30 anos do Distrito Industrial

Por Redação em 22 de Julho de 2022


O que começou com a mobilização de um grupo pró-industrialização, hoje, 30 anos depois, é uma realidade. Trata-se do Distrito Industrial de Alvorada/Viamão, uma conquista que completa três décadas de história. Isso porque, em julho de 1992, o então governador anunciou as primeiras dez empresas que ocupariam o espaço que movimentaria a economia do município.

Algumas dessas empresas acabaram não vindo. Outras estão aqui até os dias de hoje. O Cerealista Oliveira e a KLL são apenas dois exemplos de empreendimentos anunciados por Collares que seguem mobilizando a economia alvoradense. O que antes eram dez empresas, hoje são dezenas – isso segundo dados divulgados pela Secretaria de Desenvolvimento Econômico.

Contudo, por mais que existam investimentos na região, boa parte da população espera mais. E muito mais. Um Distrito com espaços vagos, bem localizado e com estrutura. Falta algo mais atrativo ou que convença grandes conglomerados a se instalarem em Alvorada – assim como existem nas cidades vizinhas. Talvez esse seja o maior “problema” para o desenvolvimento da cidade alavancar de fato.

Sabe-se que grandes empreendimentos mobilizam uma cidade. É só olhar a GM em Gravataí. Contudo, para isso é preciso fazer algo de diferente. Saber a resposta é que é a pergunta de milhões. Por outro lado, ao percorrer o Distrito Industrial, é possível ver que hoje existe infraestrutura.
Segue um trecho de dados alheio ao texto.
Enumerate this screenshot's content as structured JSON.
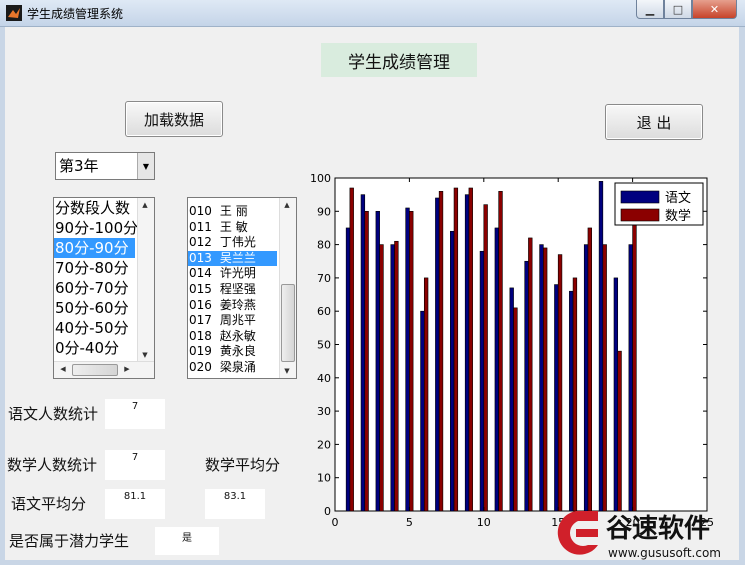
{
  "window": {
    "title": "学生成绩管理系统"
  },
  "header": {
    "title": "学生成绩管理"
  },
  "buttons": {
    "load": "加载数据",
    "exit": "退 出"
  },
  "year_select": {
    "value": "第3年"
  },
  "score_ranges": {
    "items": [
      "分数段人数",
      "90分-100分",
      "80分-90分",
      "70分-80分",
      "60分-70分",
      "50分-60分",
      "40分-50分",
      "0分-40分"
    ],
    "selected_index": 2
  },
  "students": {
    "items": [
      {
        "id": "010",
        "name": "王 丽"
      },
      {
        "id": "011",
        "name": "王 敏"
      },
      {
        "id": "012",
        "name": "丁伟光"
      },
      {
        "id": "013",
        "name": "吴兰兰"
      },
      {
        "id": "014",
        "name": "许光明"
      },
      {
        "id": "015",
        "name": "程坚强"
      },
      {
        "id": "016",
        "name": "姜玲燕"
      },
      {
        "id": "017",
        "name": "周兆平"
      },
      {
        "id": "018",
        "name": "赵永敏"
      },
      {
        "id": "019",
        "name": "黄永良"
      },
      {
        "id": "020",
        "name": "梁泉涌"
      }
    ],
    "selected_index": 3
  },
  "stats": {
    "chinese_count_label": "语文人数统计",
    "chinese_count": "7",
    "math_count_label": "数学人数统计",
    "math_count": "7",
    "math_avg_label": "数学平均分",
    "math_avg": "83.1",
    "chinese_avg_label": "语文平均分",
    "chinese_avg": "81.1",
    "potential_label": "是否属于潜力学生",
    "potential": "是"
  },
  "colors": {
    "chinese": "#00007f",
    "math": "#8b0000"
  },
  "chart_data": {
    "type": "bar",
    "x": [
      1,
      2,
      3,
      4,
      5,
      6,
      7,
      8,
      9,
      10,
      11,
      12,
      13,
      14,
      15,
      16,
      17,
      18,
      19,
      20,
      21
    ],
    "series": [
      {
        "name": "语文",
        "values": [
          85,
          95,
          90,
          80,
          91,
          60,
          94,
          84,
          95,
          78,
          85,
          67,
          75,
          80,
          68,
          66,
          80,
          99,
          70,
          80,
          0
        ]
      },
      {
        "name": "数学",
        "values": [
          97,
          90,
          80,
          81,
          90,
          70,
          96,
          97,
          97,
          92,
          96,
          61,
          82,
          79,
          77,
          70,
          85,
          80,
          48,
          88,
          0
        ]
      }
    ],
    "xlim": [
      0,
      25
    ],
    "ylim": [
      0,
      100
    ],
    "xticks": [
      "0",
      "5",
      "10",
      "15",
      "20",
      "25"
    ],
    "yticks": [
      "0",
      "10",
      "20",
      "30",
      "40",
      "50",
      "60",
      "70",
      "80",
      "90",
      "100"
    ],
    "legend": "top-right"
  },
  "watermark": {
    "text": "谷速软件",
    "url": "www.gususoft.com"
  }
}
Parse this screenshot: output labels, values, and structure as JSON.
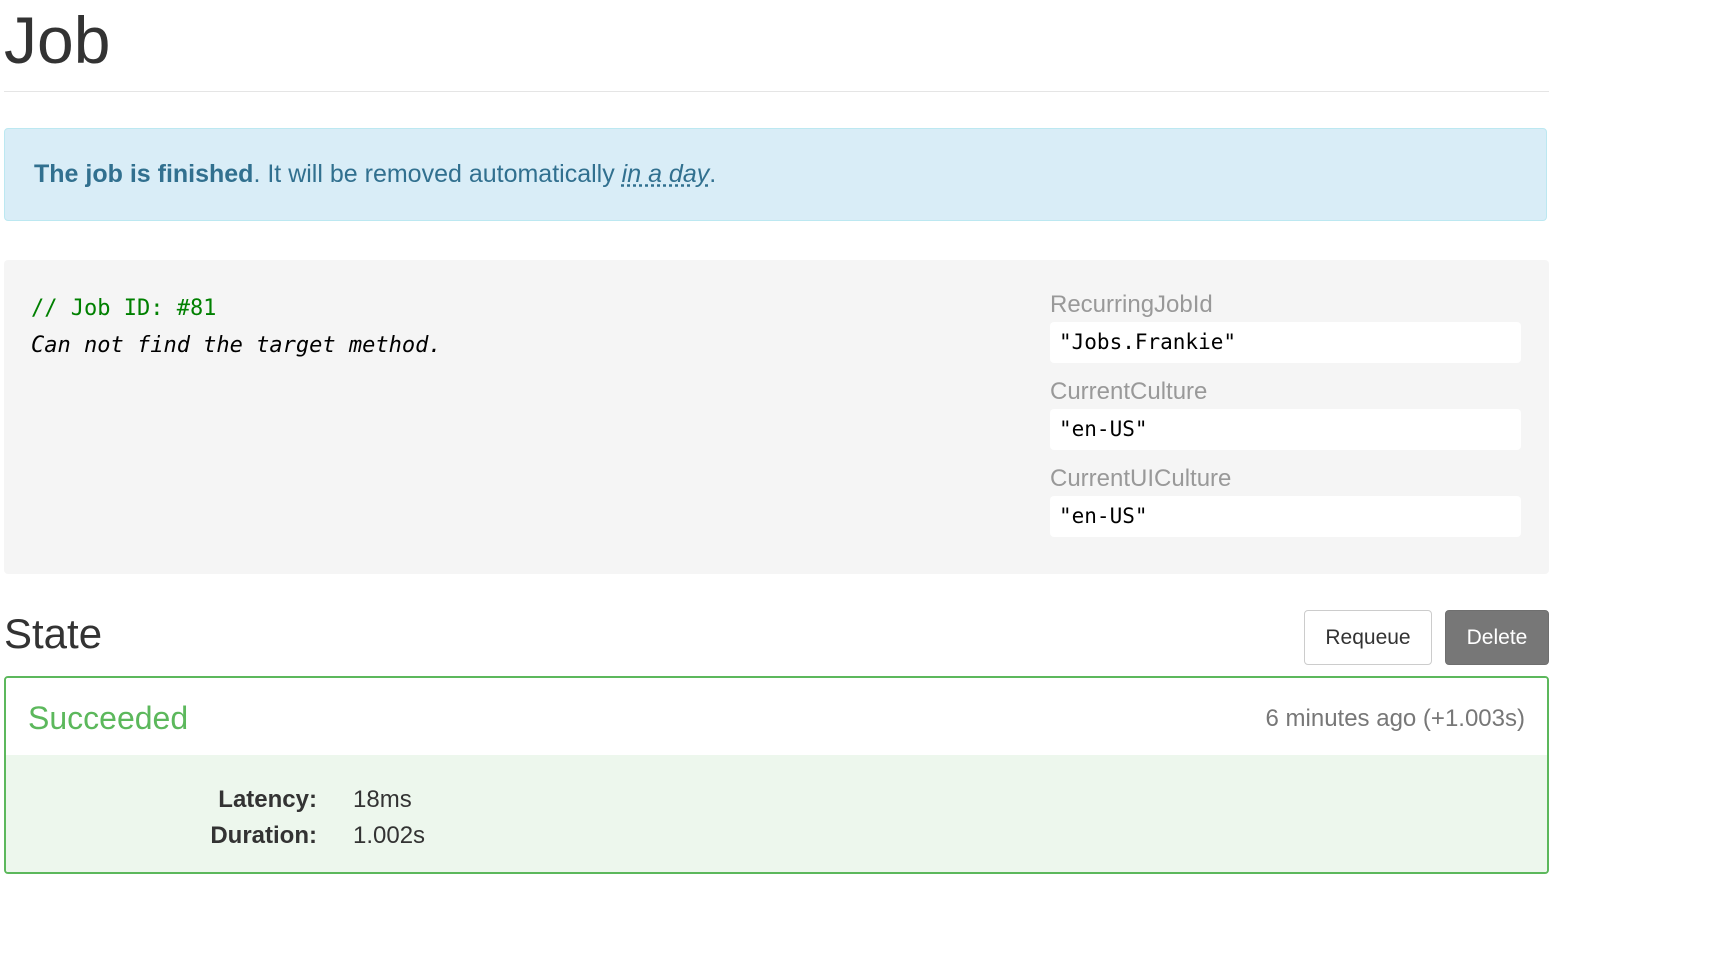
{
  "page": {
    "title": "Job"
  },
  "alert": {
    "strong_text": "The job is finished",
    "middle_text": ". It will be removed automatically ",
    "relative_time": "in a day",
    "end_text": "."
  },
  "job": {
    "id_comment": "// Job ID: #81",
    "method_text": "Can not find the target method.",
    "properties": [
      {
        "label": "RecurringJobId",
        "value": "\"Jobs.Frankie\""
      },
      {
        "label": "CurrentCulture",
        "value": "\"en-US\""
      },
      {
        "label": "CurrentUICulture",
        "value": "\"en-US\""
      }
    ]
  },
  "state": {
    "title": "State",
    "requeue_label": "Requeue",
    "delete_label": "Delete",
    "current": {
      "name": "Succeeded",
      "time": "6 minutes ago (+1.003s)",
      "details": [
        {
          "key": "Latency:",
          "value": "18ms"
        },
        {
          "key": "Duration:",
          "value": "1.002s"
        }
      ]
    }
  },
  "colors": {
    "success": "#5cb85c",
    "info_bg": "#d9edf7",
    "info_text": "#31708f",
    "code_comment": "#008000"
  }
}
Muitas ruas estão pavimentadas e aquela região pujante – inclusive com obras em andamento.

Todos sabem a importância que o Distrito Industrial tem para Alvorada e por isso sempre se trabalha para que ele cresça e se desenvolva. Assim teremos uma economia mais forte e mais recursos nos cofres públicos. Com novas empresas, toda a engrenagem funciona melhor e quem ganha com isso é a população, que terá mais investimentos em sua cidade – isso sem falar na geração de emprego e renda.

Dessa vez são 30 anos e o Jornal A Semana espera poder noticiar os 40, 50, 100 anos. A nossa expectativa é de que, há cada década recordada e celebrada, possamos também noticiar mais investimentos, empreendimentos, vagas de emprego; entre outras manchetes positivas. Todos tem sua parcela e parte para fazer. Se todos fizerem, essa expectativa se tornará realidade.